Wednesday, April 19, 2023

Portrait of the Penis as an Erection: A guest post by Tantrika au Naturale

On a recent visit to the Vietnamese Museum of Ethnology, in HaNoi, I encountered these priapic guys. 


What is more startling than their erections is that the figures are part of a “tomb house” built over the graves of “up to thirty people” to be intentionally abandoned after completion of the burial rituals. This particular tomb house was built in 1998 by five men of the Giarai (or Jarai) Arap minority ethnic group in their south-central Vietnam village intentionally for display purposes. It was then disassembled, transported to HaNoi, and reassembled among other ethnic-minority domestic and functional buildings in an open-air architectural garden. 

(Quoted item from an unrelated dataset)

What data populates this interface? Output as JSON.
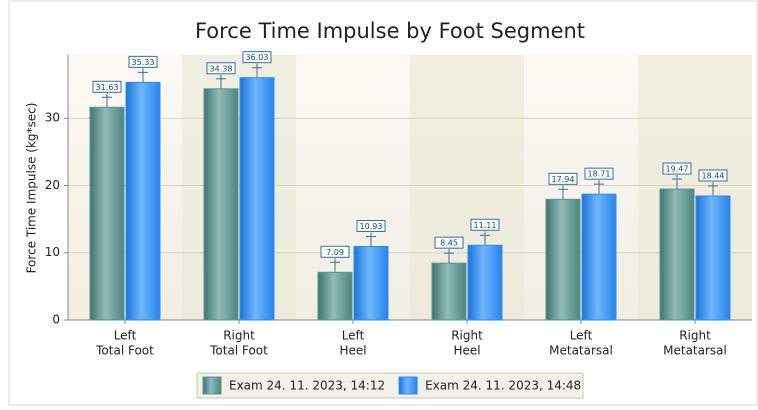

There are 27 three-dimensional figures mounted on the fence surrounding the “house”: most are sexually mature male and female (some of whom are very visibly pregnant) pairs,  along with a couple of child and animal figures. There is one solo man who is clearly masturbating.



The tomb house is designed to be beautiful to appease the spirits of the dead so that they do not become angry and trouble even harm the living; the overt sexuality of the figures is to ensure fertility and births.


While it's a little startling at first to see erections portrayed in public space that are not graffiti, during my visits to Asia I've noticed two- and three-dimensional portrayals of the erect human penis in the open for all to see in a number of different countries and cultures: India, Thailand, Cambodia and Bhutan, in addition to Vietnam. The purported intents for these turgid penises include fertility, pacification of potentially dangerous spirits, warding off the evil eye, and worship of Shiva.


  Bali   
 
 Bhutan

 Cambodia

 India

 Thailand

Whereas in contemporary Western cultures, the erect penis is usually only seen in public spaces as graffiti, that was not the case in Classical Greece or Rome. Artists then portrayed both flaccid and erect penises as features of naked men engaged in athletic, military, mythological or straightforwardly erotic activities, as protective amulets, as signifiers of lust, or as pornography. While a few late 19th- and 20th-century artists have portrayed themselves masturbating, erect penises are few and far between in Western art. 


So when confronted with portrayal of a full or exaggerated erection, I ask myself: what did it signify to the creator? To its intended audience? And what does it now signify to me?